According to Marcia Clark, who was the district attorney's lead prosecutor in Simpson's trial, the new series – which premiered Tuesday – is "reliving a nightmare."
"Every bit of it is awful and hard for me," Clark, 62, said Wednesday on The View.
That being said, Clark thinks the miniseries itself is "amazing" TV.
"I can't watch it the way most people do," she said. "It's a painful experience, and yet I have to tell you it's a measure of how good it is that it hurts that much because that tells you they're getting the big stuff so right."

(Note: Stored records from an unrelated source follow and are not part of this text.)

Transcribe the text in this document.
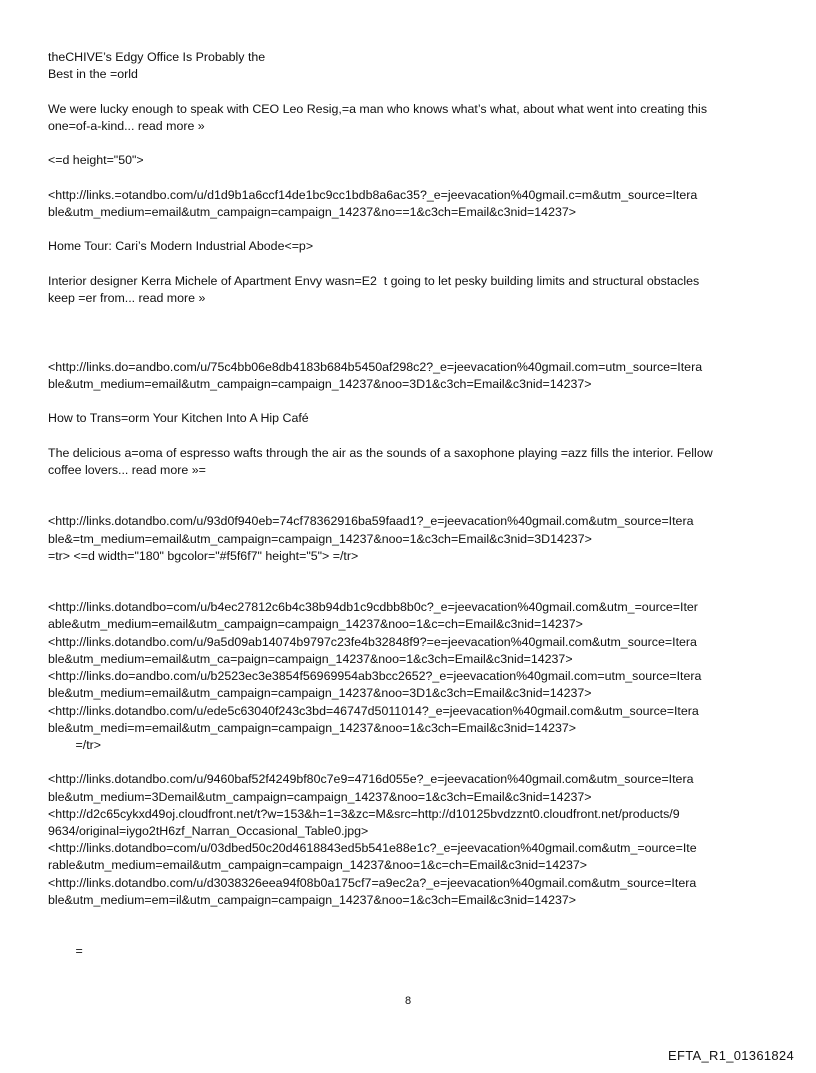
theCHIVE’s Edgy Office Is Probably the
Best in the =orld
We were lucky enough to speak with CEO Leo Resig,=a man who knows what’s what, about what went into creating this
one=of-a-kind... read more »
<=d height="50">
<http://links.=otandbo.com/u/d1d9b1a6ccf14de1bc9cc1bdb8a6ac35?_e=jeevacation%40gmail.c=m&utm_source=Itera
ble&utm_medium=email&utm_campaign=campaign_14237&no==1&c3ch=Email&c3nid=14237>
Home Tour: Cari’s Modern Industrial Abode<=p>
Interior designer Kerra Michele of Apartment Envy wasn=E2  t going to let pesky building limits and structural obstacles
keep =er from... read more »
<http://links.do=andbo.com/u/75c4bb06e8db4183b684b5450af298c2?_e=jeevacation%40gmail.com=utm_source=Itera
ble&utm_medium=email&utm_campaign=campaign_14237&noo=3D1&c3ch=Email&c3nid=14237>
How to Trans=orm Your Kitchen Into A Hip Café
The delicious a=oma of espresso wafts through the air as the sounds of a saxophone playing =azz fills the interior. Fellow
coffee lovers... read more »=
<http://links.dotandbo.com/u/93d0f940eb=74cf78362916ba59faad1?_e=jeevacation%40gmail.com&utm_source=Itera
ble&=tm_medium=email&utm_campaign=campaign_14237&noo=1&c3ch=Email&c3nid=3D14237>
=tr> <=d width="180" bgcolor="#f5f6f7" height="5"> =/tr>
<http://links.dotandbo=com/u/b4ec27812c6b4c38b94db1c9cdbb8b0c?_e=jeevacation%40gmail.com&utm_=ource=Iter
able&utm_medium=email&utm_campaign=campaign_14237&noo=1&c=ch=Email&c3nid=14237>
<http://links.dotandbo.com/u/9a5d09ab14074b9797c23fe4b32848f9?=e=jeevacation%40gmail.com&utm_source=Itera
ble&utm_medium=email&utm_ca=paign=campaign_14237&noo=1&c3ch=Email&c3nid=14237>
<http://links.do=andbo.com/u/b2523ec3e3854f56969954ab3bcc2652?_e=jeevacation%40gmail.com=utm_source=Itera
ble&utm_medium=email&utm_campaign=campaign_14237&noo=3D1&c3ch=Email&c3nid=14237>
<http://links.dotandbo.com/u/ede5c63040f243c3bd=46747d5011014?_e=jeevacation%40gmail.com&utm_source=Itera
ble&utm_medi=m=email&utm_campaign=campaign_14237&noo=1&c3ch=Email&c3nid=14237>
=/tr>
<http://links.dotandbo.com/u/9460baf52f4249bf80c7e9=4716d055e?_e=jeevacation%40gmail.com&utm_source=Itera
ble&utm_medium=3Demail&utm_campaign=campaign_14237&noo=1&c3ch=Email&c3nid=14237>
<http://d2c65cykxd49oj.cloudfront.net/t?w=153&h=1=3&zc=M&src=http://d10125bvdzznt0.cloudfront.net/products/9
9634/original=iygo2tH6zf_Narran_Occasional_Table0.jpg>
<http://links.dotandbo=com/u/03dbed50c20d4618843ed5b541e88e1c?_e=jeevacation%40gmail.com&utm_=ource=Ite
rable&utm_medium=email&utm_campaign=campaign_14237&noo=1&c=ch=Email&c3nid=14237>
<http://links.dotandbo.com/u/d3038326eea94f08b0a175cf7=a9ec2a?_e=jeevacation%40gmail.com&utm_source=Itera
ble&utm_medium=em=il&utm_campaign=campaign_14237&noo=1&c3ch=Email&c3nid=14237>
=
8
EFTA_R1_01361824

"Ryan Murphy had the vision and the guts to pull out the important issues and talk about them in a way that people – I don't know whether they were afraid to or what but finally they did," Clark said of the creator and show runner. "They really nailed the racial issue in the biggest way possible. And good, people will talk. That's a good thing. And sexism, no one wanted to talk about it. The S word never happened and no one wanted to talk about it even when I did the lecture tour. Women would stand up to me and say, 'I didn't feel any sexism in the workplace.' Good for you. And he did that, and I think that took guts and vision, and so it's an amazing job."

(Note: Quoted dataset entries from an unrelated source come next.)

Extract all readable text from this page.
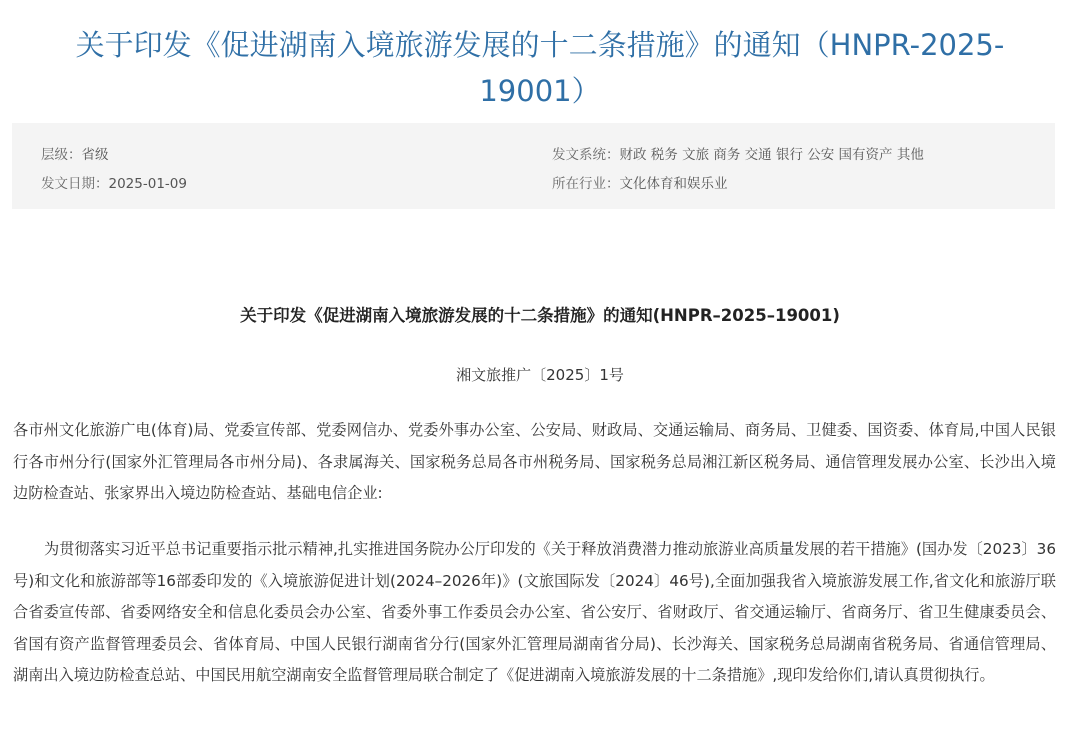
关于印发《促进湖南入境旅游发展的十二条措施》的通知（HNPR-2025-19001）
层级：省级
发文日期：2025-01-09
发文系统：财政 税务 文旅 商务 交通 银行 公安 国有资产 其他
所在行业：文化体育和娱乐业
关于印发《促进湖南入境旅游发展的十二条措施》的通知(HNPR–2025–19001)
湘文旅推广〔2025〕1号

各市州文化旅游广电(体育)局、党委宣传部、党委网信办、党委外事办公室、公安局、财政局、交通运输局、商务局、卫健委、国资委、体育局,中国人民银行各市州分行(国家外汇管理局各市州分局)、各隶属海关、国家税务总局各市州税务局、国家税务总局湘江新区税务局、通信管理发展办公室、长沙出入境边防检查站、张家界出入境边防检查站、基础电信企业:

为贯彻落实习近平总书记重要指示批示精神,扎实推进国务院办公厅印发的《关于释放消费潜力推动旅游业高质量发展的若干措施》(国办发〔2023〕36号)和文化和旅游部等16部委印发的《入境旅游促进计划(2024–2026年)》(文旅国际发〔2024〕46号),全面加强我省入境旅游发展工作,省文化和旅游厅联合省委宣传部、省委网络安全和信息化委员会办公室、省委外事工作委员会办公室、省公安厅、省财政厅、省交通运输厅、省商务厅、省卫生健康委员会、省国有资产监督管理委员会、省体育局、中国人民银行湖南省分行(国家外汇管理局湖南省分局)、长沙海关、国家税务总局湖南省税务局、省通信管理局、湖南出入境边防检查总站、中国民用航空湖南安全监督管理局联合制定了《促进湖南入境旅游发展的十二条措施》,现印发给你们,请认真贯彻执行。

And, of course, Clark is delighted about being portrayed by actress Sarah Paulson.
"I know it's not me. I know it's her. She's phenomenal, phenomenal," Clark said. "She's always been. I've been a big fan of hers for a million years, so when I heard she was playing with me I was like, okay. It doesn't get any better than that. And she's amazing. What a beautiful, nuanced, subtle performance. She's just phenomenal. Really, if nothing else, watch for her performance."

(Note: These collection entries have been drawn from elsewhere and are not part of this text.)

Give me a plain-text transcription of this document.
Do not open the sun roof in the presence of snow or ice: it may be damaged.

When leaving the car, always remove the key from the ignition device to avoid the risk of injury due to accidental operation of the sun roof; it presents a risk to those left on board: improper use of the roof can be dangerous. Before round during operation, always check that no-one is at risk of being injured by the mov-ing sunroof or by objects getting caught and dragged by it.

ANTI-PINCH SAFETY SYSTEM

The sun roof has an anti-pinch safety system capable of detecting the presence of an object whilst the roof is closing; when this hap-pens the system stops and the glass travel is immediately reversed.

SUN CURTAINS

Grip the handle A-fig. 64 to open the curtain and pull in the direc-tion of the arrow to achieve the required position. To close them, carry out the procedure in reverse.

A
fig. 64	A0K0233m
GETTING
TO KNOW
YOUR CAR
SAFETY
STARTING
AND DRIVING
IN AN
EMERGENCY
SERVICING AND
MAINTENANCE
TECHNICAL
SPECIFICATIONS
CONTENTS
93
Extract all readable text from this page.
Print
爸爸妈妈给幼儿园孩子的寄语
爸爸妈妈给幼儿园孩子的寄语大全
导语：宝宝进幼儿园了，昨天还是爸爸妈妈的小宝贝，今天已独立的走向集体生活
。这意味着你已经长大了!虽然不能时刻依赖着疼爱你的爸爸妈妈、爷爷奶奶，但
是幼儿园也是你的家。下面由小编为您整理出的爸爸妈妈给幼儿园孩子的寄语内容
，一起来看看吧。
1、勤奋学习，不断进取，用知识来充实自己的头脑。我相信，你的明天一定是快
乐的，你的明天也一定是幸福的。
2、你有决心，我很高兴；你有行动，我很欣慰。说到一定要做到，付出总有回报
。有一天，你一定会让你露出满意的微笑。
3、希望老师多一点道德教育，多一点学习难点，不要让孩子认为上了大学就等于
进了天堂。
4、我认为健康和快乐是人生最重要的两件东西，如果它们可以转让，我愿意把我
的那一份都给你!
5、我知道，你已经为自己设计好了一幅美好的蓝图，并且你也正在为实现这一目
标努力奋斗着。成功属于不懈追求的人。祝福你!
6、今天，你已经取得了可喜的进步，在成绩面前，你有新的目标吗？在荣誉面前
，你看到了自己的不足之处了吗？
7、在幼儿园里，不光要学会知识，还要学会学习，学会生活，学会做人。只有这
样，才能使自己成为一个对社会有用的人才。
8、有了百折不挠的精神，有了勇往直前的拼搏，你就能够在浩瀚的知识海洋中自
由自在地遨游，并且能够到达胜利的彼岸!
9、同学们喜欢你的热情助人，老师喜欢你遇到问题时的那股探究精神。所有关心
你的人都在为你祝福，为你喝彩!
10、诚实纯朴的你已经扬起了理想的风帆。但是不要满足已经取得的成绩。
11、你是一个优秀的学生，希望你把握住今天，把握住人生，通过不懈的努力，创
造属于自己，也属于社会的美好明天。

Though as lawyer she has to "have a poker face" in court, Clark applauded Paulson for still being able to convey the emotions Clark was wrestling with at the time.
"She's playing me on the inside beautifully, you know what I mean?" Clark said. "The pain and the frustration and the disbelief in what was going on, the circus that was going on where it felt like every wrong thing that could happen was happening. So I think they got those layers very, very well. Sarah really picked up on it just beautifully."
Courtesy FX, FOX 21 TVS, FXP
"I was actually a little afraid. You know they say, 'Don't meet your heroes because it can really be disappointing.' She surpassed all expectations," Clark said. "She's the funniest, sweetest, nicest, most brilliant person. We closed the restaurant down. It was a wonderful experience. She's phenomenal. It's great to meet somebody who's beautiful on the outside and the inside." (The feeling, by the way, is mutual – Paulson recently told PEOPLE, "I have a tenacious spirit, and so does she. ... The fight she's fighting is something I can get behind.")
Clark also talked about sitting down with Paulson after the show had mostly wrapped in an interview with Vulture, saying she even apologized to the actress for making her recreate the permed hairdo she had back then.
"I'm looking at Sarah and I'm going, What the hell was I thinking?" she said. "I mean, I know what I was thinking. I wanted wash-and-wear hair. I had two little boys in diapers, and I did not have time to mess with that stuff."
On The View, Clark – who has since written four crime novels, and a fifth to be released in May – explained she started as a criminal defense lawyer (and is actually defending again now) "because of the victims."
"I wanted to protect the victims. At that point in my life I thought that was more important to me and I want to do right by them, I want to take care of them, so I became a prosecutor," she said.
Clark also discussed a clip from ESPN's upcoming 30 for 30 special, O.J.: Made in America, in which members of Simpson's inner circle discuss how they staged his home to appeal to a black jury by taking down pictures of his white friends and replacing them with pictures of African-Americans.
"I knew that that happened because I had walked through [Simpson's home] on the day after the murders and saw what was on the walls," Clark said. "When we went that day for the jury view, the lawyers walked through first and I saw that everything was changed, completely changed. I went outside and said to the judge: 'I want a hearing right now.' "
"We had a hearing on the front lawn and I swore in the detectives to talk about the way it looked ... and the jury should not be inside because it's not the same scene," Clark said. "And the judge overruled me, of course."
At the end of the day, however, there's one person Clark admits gets "lost" in the whole case: Ron Goldman, Nicole Brown Simpson's friend, who was also murdered that day.
"There's a great line that they gave to [Ron's dad] Fred Goldman's character when he says, 'My son's murder is a footnote,' " Clark said. "I just paraphrased it badly. Watch it and you'll see what I mean. It's a heart-wrenching scene."
"I felt the same way, it's a heartbreaking thing. I want to remember this. I want everyone to remember," she added. "Let's not forget that two innocent people were murdered. Whatever you think of Simpson's guilt, their killer was never brought to justice. That painful reality, we should not forget."
American Crime Story: The People v. O.J. Simpson airs Tuesdays (10 p.m. ET) on FX.